世界中で通用する大学入学資格である「国際バカロレア」について、一部の教科を日本語で授業ができるようにしようという動きがあることは以前このコーナーで紹介しました。政府は、高校卒業時に国際バカロレア資格が取得できる学校(現在は5校、それ以外にもインターナショナルスクールで取得可能)か、それに準じた教育を行う日本の高校を5年以内に200校程度まで増やす方針を掲げています。200校といえば、どの都道府県にも整備されそうな数字です。なぜ国内で国際バカロレアを推進しようとするのでしょう。

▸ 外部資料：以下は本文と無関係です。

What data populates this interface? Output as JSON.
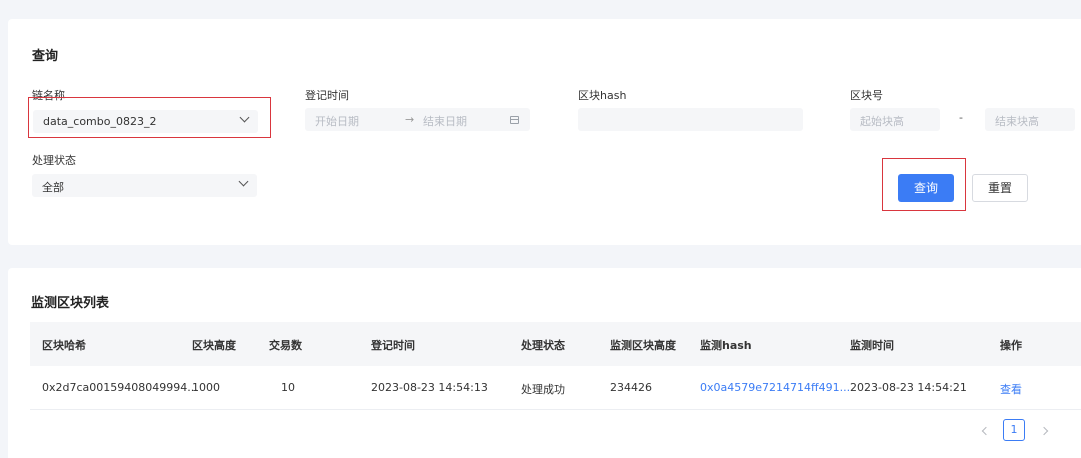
{
  "query": {
    "title": "查询",
    "chain_name": {
      "label": "链名称",
      "value": "data_combo_0823_2"
    },
    "register_time": {
      "label": "登记时间",
      "start_placeholder": "开始日期",
      "separator": "→",
      "end_placeholder": "结束日期"
    },
    "block_hash": {
      "label": "区块hash",
      "value": ""
    },
    "block_number": {
      "label": "区块号",
      "start_placeholder": "起始块高",
      "separator": "-",
      "end_placeholder": "结束块高"
    },
    "status": {
      "label": "处理状态",
      "value": "全部"
    },
    "search_label": "查询",
    "reset_label": "重置"
  },
  "list": {
    "title": "监测区块列表",
    "columns": [
      "区块哈希",
      "区块高度",
      "交易数",
      "登记时间",
      "处理状态",
      "监测区块高度",
      "监测hash",
      "监测时间",
      "操作"
    ],
    "rows": [
      {
        "block_hash": "0x2d7ca00159408049994...",
        "block_height": "1000",
        "tx_count": "10",
        "register_time": "2023-08-23 14:54:13",
        "status": "处理成功",
        "monitor_height": "234426",
        "monitor_hash": "0x0a4579e7214714ff491...",
        "monitor_time": "2023-08-23 14:54:21",
        "action": "查看"
      }
    ]
  },
  "pagination": {
    "current": "1"
  },
  "colors": {
    "primary": "#3b7cf5",
    "highlight": "#d9363e",
    "page_bg": "#f3f5f9"
  }
}
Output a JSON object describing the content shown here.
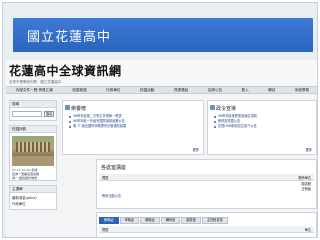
{
  "banner": {
    "title": "國立花蓮高中"
  },
  "site": {
    "title": "花蓮高中全球資訊網",
    "subtitle": "全球不是學校列表 · 國立花蓮高中"
  },
  "nav": {
    "items": [
      "內部文件一覽·會員汇總",
      "校園首頁",
      "行政單位",
      "校園活動",
      "資源連結",
      "名師公告",
      "登入",
      "網站",
      "系統帮助"
    ]
  },
  "left": {
    "search_head": "搜尋",
    "search_placeholder": "",
    "search_button": "搜尋",
    "photo_head": "校園掠影",
    "photo_date": "97.11.10-20 幸福",
    "photo_caption_1": "班導一選舉競選演講",
    "photo_caption_2": "導一-副班長於佈置",
    "links_head": "主選單",
    "links": [
      "最新消息(phirs)",
      "行政單位"
    ]
  },
  "news": {
    "title": "榮譽榜",
    "items": [
      "96學年度第二次學生會選舉一覽表",
      "96學年度一年級會國際演講競賽公告",
      "第 ?? 屆全國科學展覽會初審通知結果"
    ],
    "more": "更多"
  },
  "admin": {
    "title": "政令宣導",
    "items": [
      "96學年度推薦甄選報名須知",
      "教育部重要公告",
      "花蓮HSN新版招生簡介公告"
    ],
    "more": "更多"
  },
  "bulletin": {
    "title": "各處室講座",
    "col_title": "標題",
    "col_unit": "發佈單位",
    "row_title": "教研活動公告",
    "row_unit_1": "圖書館",
    "row_unit_2": "註冊組"
  },
  "tabs": {
    "items": [
      "教務處",
      "學務處",
      "總務處",
      "輔導室",
      "圖書館",
      "主任秘書室"
    ],
    "col_title": "標題",
    "col_unit": "單位"
  }
}
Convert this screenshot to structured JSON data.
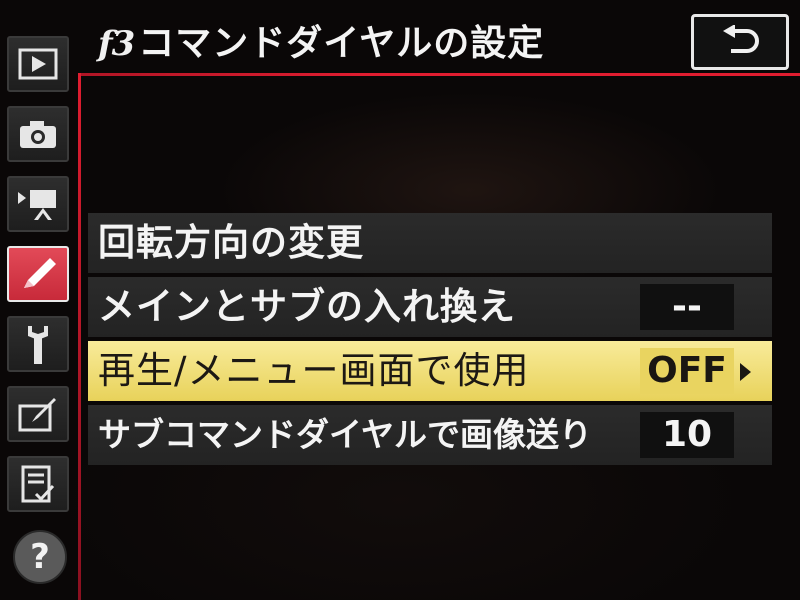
{
  "header": {
    "menu_code": "f3",
    "title": "コマンドダイヤルの設定",
    "back_icon": "return-arrow-icon"
  },
  "sidebar": {
    "tabs": [
      {
        "icon": "playback-icon",
        "active": false
      },
      {
        "icon": "camera-icon",
        "active": false
      },
      {
        "icon": "movie-icon",
        "active": false
      },
      {
        "icon": "pencil-icon",
        "active": true
      },
      {
        "icon": "wrench-icon",
        "active": false
      },
      {
        "icon": "retouch-icon",
        "active": false
      },
      {
        "icon": "my-menu-icon",
        "active": false
      }
    ],
    "help_label": "?"
  },
  "menu": {
    "items": [
      {
        "label": "回転方向の変更",
        "value": ""
      },
      {
        "label": "メインとサブの入れ換え",
        "value": "--"
      },
      {
        "label": "再生/メニュー画面で使用",
        "value": "OFF",
        "selected": true
      },
      {
        "label": "サブコマンドダイヤルで画像送り",
        "value": "10"
      }
    ]
  },
  "colors": {
    "accent_red": "#e01d30",
    "selected_bg": "#f0e070",
    "row_bg": "#272727"
  }
}
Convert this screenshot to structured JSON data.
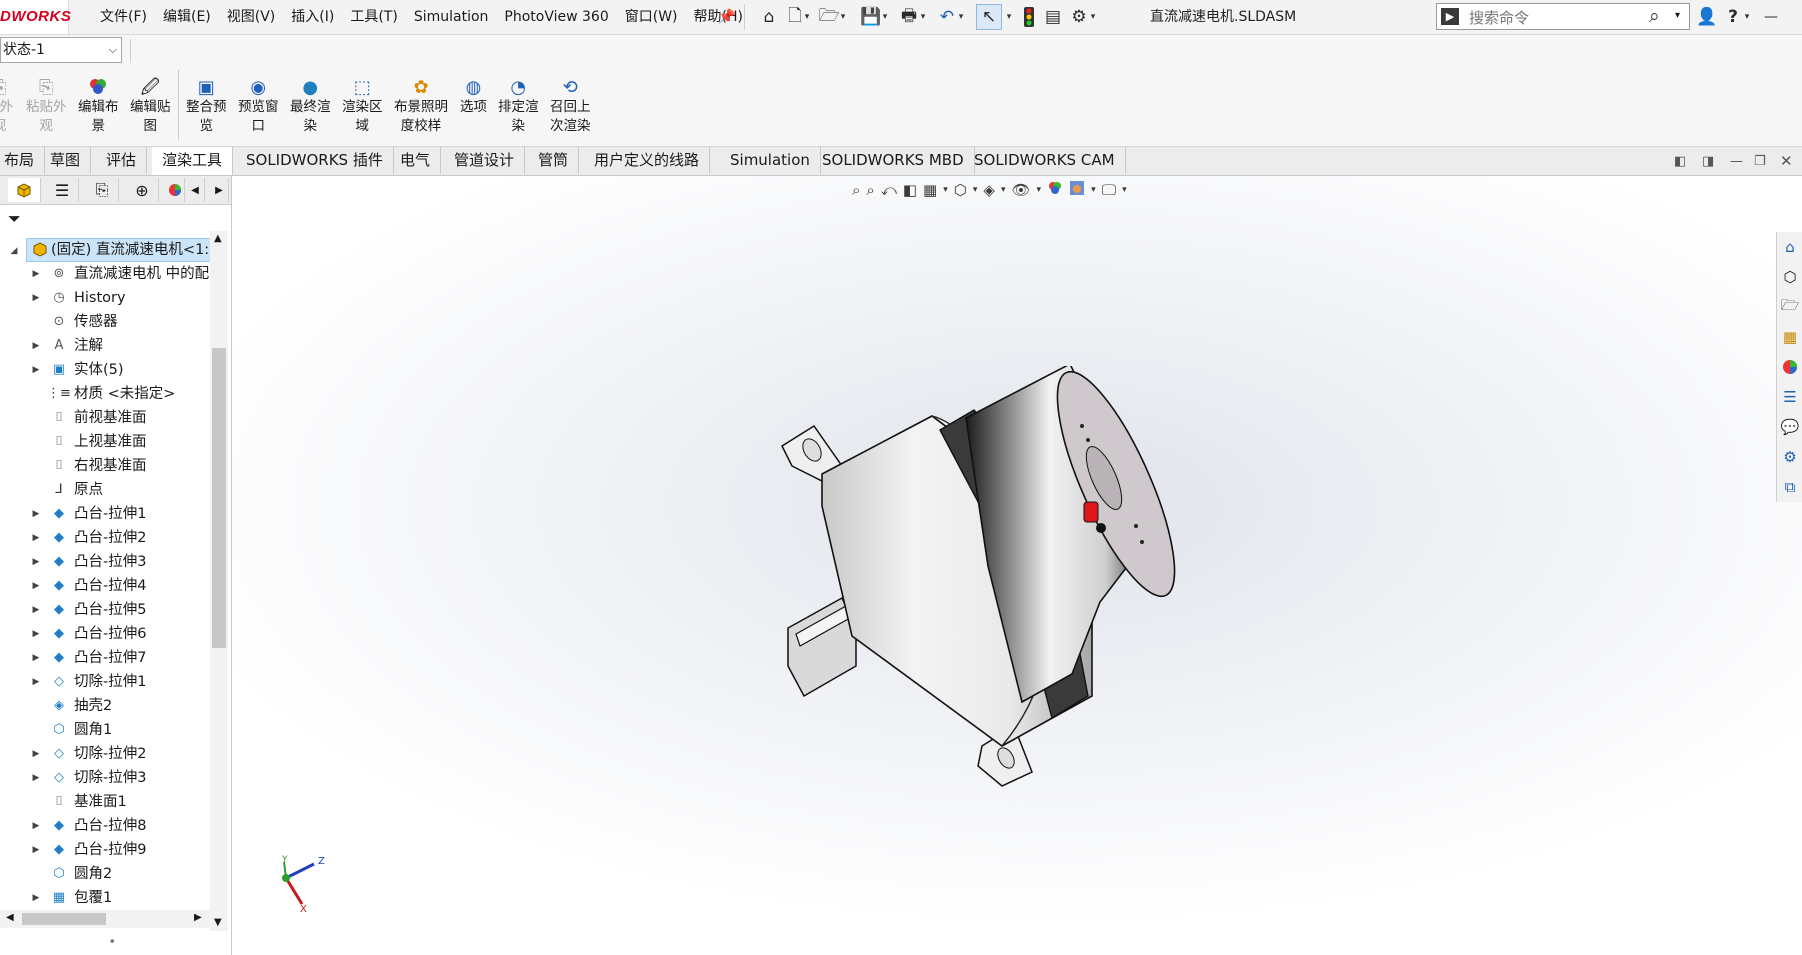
{
  "app": {
    "logo_text": "DWORKS",
    "document_title": "直流减速电机.SLDASM"
  },
  "menu": [
    "文件(F)",
    "编辑(E)",
    "视图(V)",
    "插入(I)",
    "工具(T)",
    "Simulation",
    "PhotoView 360",
    "窗口(W)",
    "帮助(H)"
  ],
  "search": {
    "placeholder": "搜索命令"
  },
  "config": {
    "value": "状态-1"
  },
  "ribbon": [
    {
      "label1": "剖外",
      "label2": "观",
      "icon": "paste-appearance-icon",
      "disabled": true
    },
    {
      "label1": "粘贴外",
      "label2": "观",
      "icon": "paste-appearance-icon",
      "disabled": true
    },
    {
      "label1": "编辑布",
      "label2": "景",
      "icon": "edit-scene-icon",
      "disabled": false
    },
    {
      "label1": "编辑贴",
      "label2": "图",
      "icon": "edit-decal-icon",
      "disabled": false
    },
    {
      "label1": "整合预",
      "label2": "览",
      "icon": "integrated-preview-icon",
      "disabled": false
    },
    {
      "label1": "预览窗",
      "label2": "口",
      "icon": "preview-window-icon",
      "disabled": false
    },
    {
      "label1": "最终渲",
      "label2": "染",
      "icon": "final-render-icon",
      "disabled": false
    },
    {
      "label1": "渲染区",
      "label2": "域",
      "icon": "render-region-icon",
      "disabled": false
    },
    {
      "label1": "布景照明",
      "label2": "度校样",
      "icon": "scene-illumination-icon",
      "disabled": false
    },
    {
      "label1": "选项",
      "label2": "",
      "icon": "options-icon",
      "disabled": false
    },
    {
      "label1": "排定渲",
      "label2": "染",
      "icon": "schedule-render-icon",
      "disabled": false
    },
    {
      "label1": "召回上",
      "label2": "次渲染",
      "icon": "recall-last-render-icon",
      "disabled": false
    }
  ],
  "tabs": [
    "布局",
    "草图",
    "评估",
    "渲染工具",
    "SOLIDWORKS 插件",
    "电气",
    "管道设计",
    "管筒",
    "用户定义的线路",
    "Simulation",
    "SOLIDWORKS MBD",
    "SOLIDWORKS CAM"
  ],
  "active_tab": "渲染工具",
  "tree": {
    "root": "(固定) 直流减速电机<1:",
    "items": [
      {
        "label": "直流减速电机 中的配",
        "icon": "folder-mates-icon",
        "expandable": true
      },
      {
        "label": "History",
        "icon": "history-icon",
        "expandable": true
      },
      {
        "label": "传感器",
        "icon": "sensor-icon",
        "expandable": false
      },
      {
        "label": "注解",
        "icon": "annotation-icon",
        "expandable": true
      },
      {
        "label": "实体(5)",
        "icon": "solid-bodies-icon",
        "expandable": true
      },
      {
        "label": "材质 <未指定>",
        "icon": "material-icon",
        "expandable": false
      },
      {
        "label": "前视基准面",
        "icon": "plane-icon",
        "expandable": false
      },
      {
        "label": "上视基准面",
        "icon": "plane-icon",
        "expandable": false
      },
      {
        "label": "右视基准面",
        "icon": "plane-icon",
        "expandable": false
      },
      {
        "label": "原点",
        "icon": "origin-icon",
        "expandable": false
      },
      {
        "label": "凸台-拉伸1",
        "icon": "extrude-icon",
        "expandable": true
      },
      {
        "label": "凸台-拉伸2",
        "icon": "extrude-icon",
        "expandable": true
      },
      {
        "label": "凸台-拉伸3",
        "icon": "extrude-icon",
        "expandable": true
      },
      {
        "label": "凸台-拉伸4",
        "icon": "extrude-icon",
        "expandable": true
      },
      {
        "label": "凸台-拉伸5",
        "icon": "extrude-icon",
        "expandable": true
      },
      {
        "label": "凸台-拉伸6",
        "icon": "extrude-icon",
        "expandable": true
      },
      {
        "label": "凸台-拉伸7",
        "icon": "extrude-icon",
        "expandable": true
      },
      {
        "label": "切除-拉伸1",
        "icon": "cut-extrude-icon",
        "expandable": true
      },
      {
        "label": "抽壳2",
        "icon": "shell-icon",
        "expandable": false
      },
      {
        "label": "圆角1",
        "icon": "fillet-icon",
        "expandable": false
      },
      {
        "label": "切除-拉伸2",
        "icon": "cut-extrude-icon",
        "expandable": true
      },
      {
        "label": "切除-拉伸3",
        "icon": "cut-extrude-icon",
        "expandable": true
      },
      {
        "label": "基准面1",
        "icon": "plane-icon",
        "expandable": false
      },
      {
        "label": "凸台-拉伸8",
        "icon": "extrude-icon",
        "expandable": true
      },
      {
        "label": "凸台-拉伸9",
        "icon": "extrude-icon",
        "expandable": true
      },
      {
        "label": "圆角2",
        "icon": "fillet-icon",
        "expandable": false
      },
      {
        "label": "包覆1",
        "icon": "wrap-icon",
        "expandable": true
      }
    ]
  },
  "triad": {
    "x": "X",
    "y": "Y",
    "z": "Z"
  },
  "colors": {
    "logo_red": "#d6001c",
    "selection_blue": "#cce4f7",
    "accent_red": "#e0161b"
  }
}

国際バカロレアは、単に日本の「高卒認定」(旧大検)の国際版ではありません。世界中の大学に入る資格を与えるだけでなく、入ってから国際人のタマゴとして勉強にまい進できるようにするためのプログラムです。その理念は「全人教育」であり、具体的な学習者像として(1)探究する人(2)知識のある人(3)考える人(4)コミュニケーションができる人(5)信念のある人(6)心を開く人(7)思いやりのある人(8)挑戦する人(9)バランスのとれた人(10)振り返りができる人……を挙げています。教科の知識が中心の日本の大学受験教育とは、ずいぶん違っていませんか。

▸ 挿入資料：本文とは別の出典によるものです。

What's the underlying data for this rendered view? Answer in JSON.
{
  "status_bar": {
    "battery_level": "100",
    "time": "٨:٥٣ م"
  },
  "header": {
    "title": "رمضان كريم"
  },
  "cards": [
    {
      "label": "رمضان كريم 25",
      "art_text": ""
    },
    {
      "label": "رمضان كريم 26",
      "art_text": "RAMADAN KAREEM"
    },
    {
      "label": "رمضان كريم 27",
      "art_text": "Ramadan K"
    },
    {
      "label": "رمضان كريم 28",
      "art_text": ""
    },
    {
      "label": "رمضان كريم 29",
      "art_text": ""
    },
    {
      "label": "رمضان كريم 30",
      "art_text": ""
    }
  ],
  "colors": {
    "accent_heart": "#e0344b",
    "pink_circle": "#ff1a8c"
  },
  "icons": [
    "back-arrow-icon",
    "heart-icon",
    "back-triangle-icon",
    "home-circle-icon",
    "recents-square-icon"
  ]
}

国際バカロレアの認定校では、さまざまな分野から6科目を選択して学ぶことになります。それなら簡単だと思ってはいけません。多くの授業は英語などの国際語で行われますし、先に紹介した学習者像にもある通り自分で調べて考えることが不可欠で、ハードな読書量と学習量が要求されます。さらに6科目に加えて100時間以上の「知識の理論」という授業や「課題論文」、毎週3~4時間の社会体験活動も課されます。認定校に入学するには、相当な覚悟が必要なようです。

ただ先の政府方針(外部のPDFにリンク)で、国際バカロレア資格を取得するだけでなく「それに準じた教育」を行う学校という一文が入っていることに、注意が必要です。

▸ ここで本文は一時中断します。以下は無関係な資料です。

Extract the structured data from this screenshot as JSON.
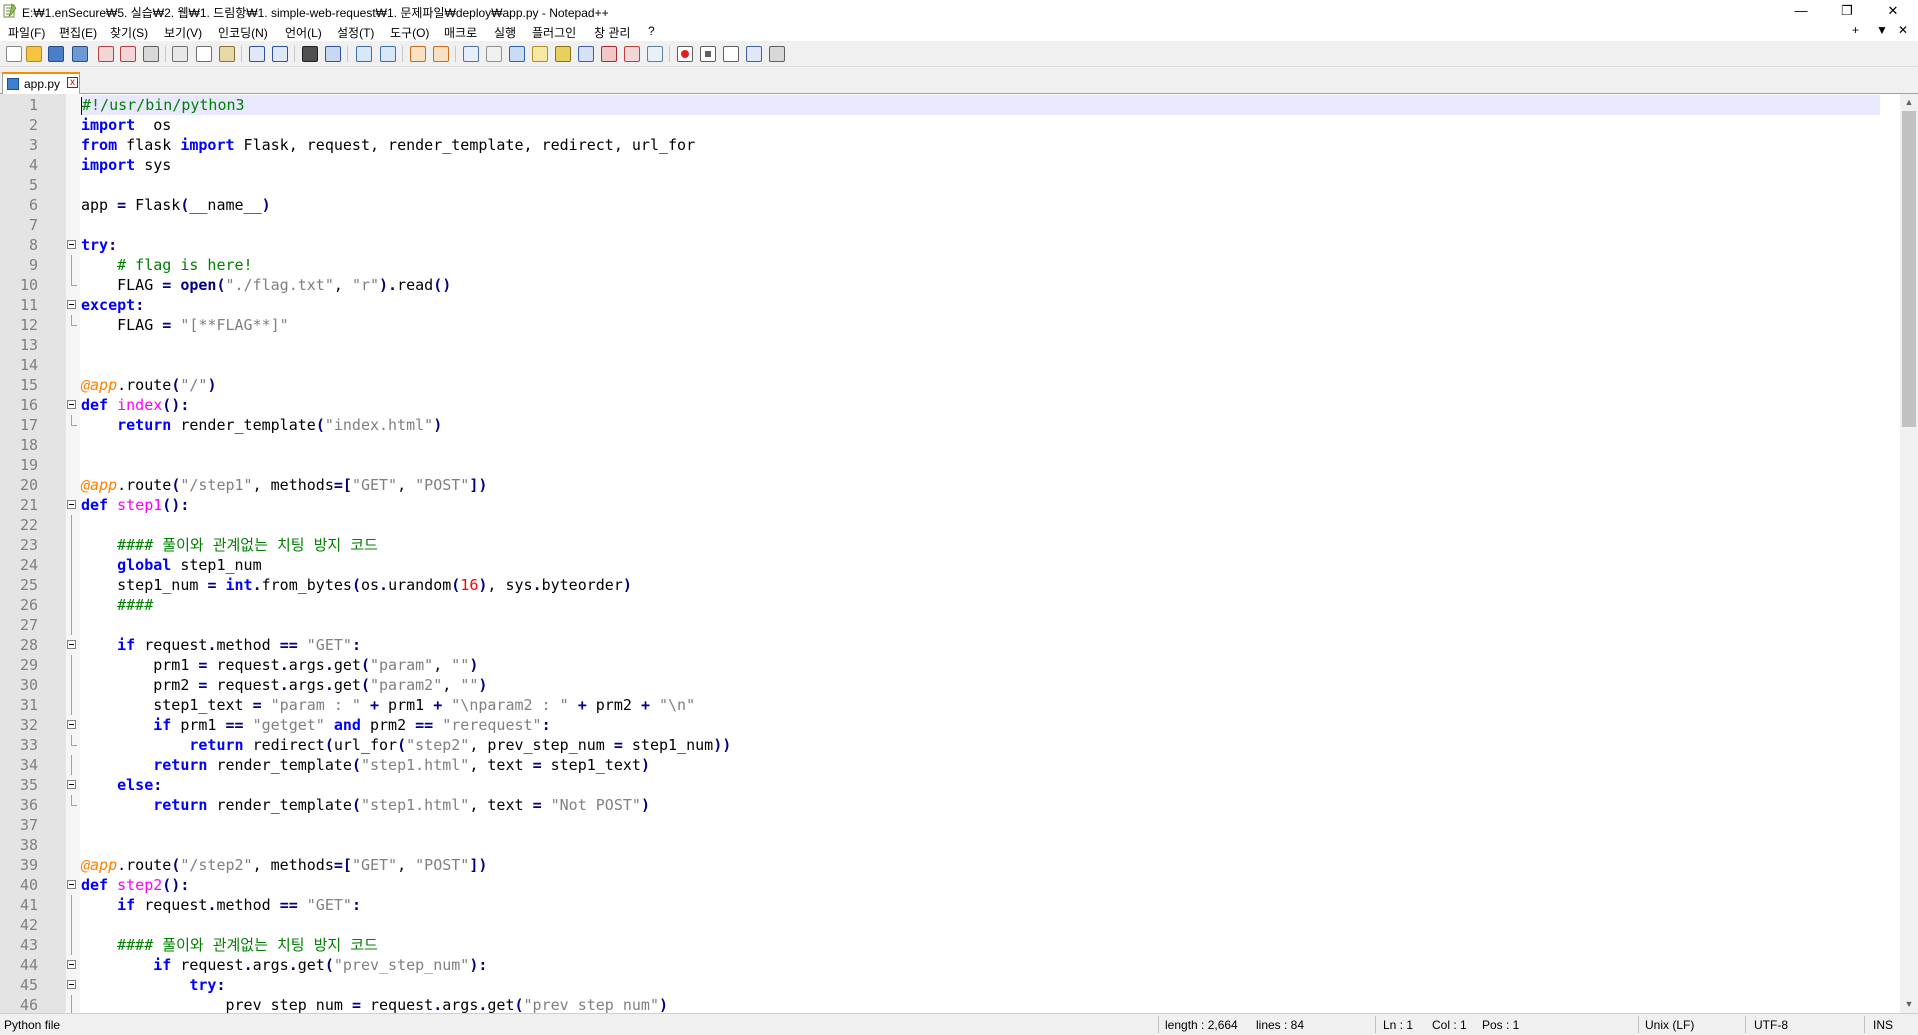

中央教育審議会では今、高校生に身につけさせるべき能力(外部のPDFにリンク)とは何かを論議しています。まだ検討段階であり確定したものではありませんが、知識・技能はもとより「批判的に考える力」「人間関係形成力」「自己理解・自己管理力」「社会奉仕の精神、他者への思いやり」といったものも案として挙げています。国際バカロレアが期待する学習者像と共通していませんか。そして、国際人のタマゴとなるような高いレベルの生徒を育てようとするなら、国際バカロレアのプログラムが参考になるし、大いに参考にしてカリキュラムをつくってほしい……というわけです。

国際的に活躍できる人間になるためには、語学ができるだけでは足りません。国際語を使って異文化の人たちとコミュニケーションができ、チームで仕事を進められる能力が求められます。その素養は、大学だけでなく高校段階から培うことが必要だという認識から、国際バカロレアをモデルにしようとしているのです。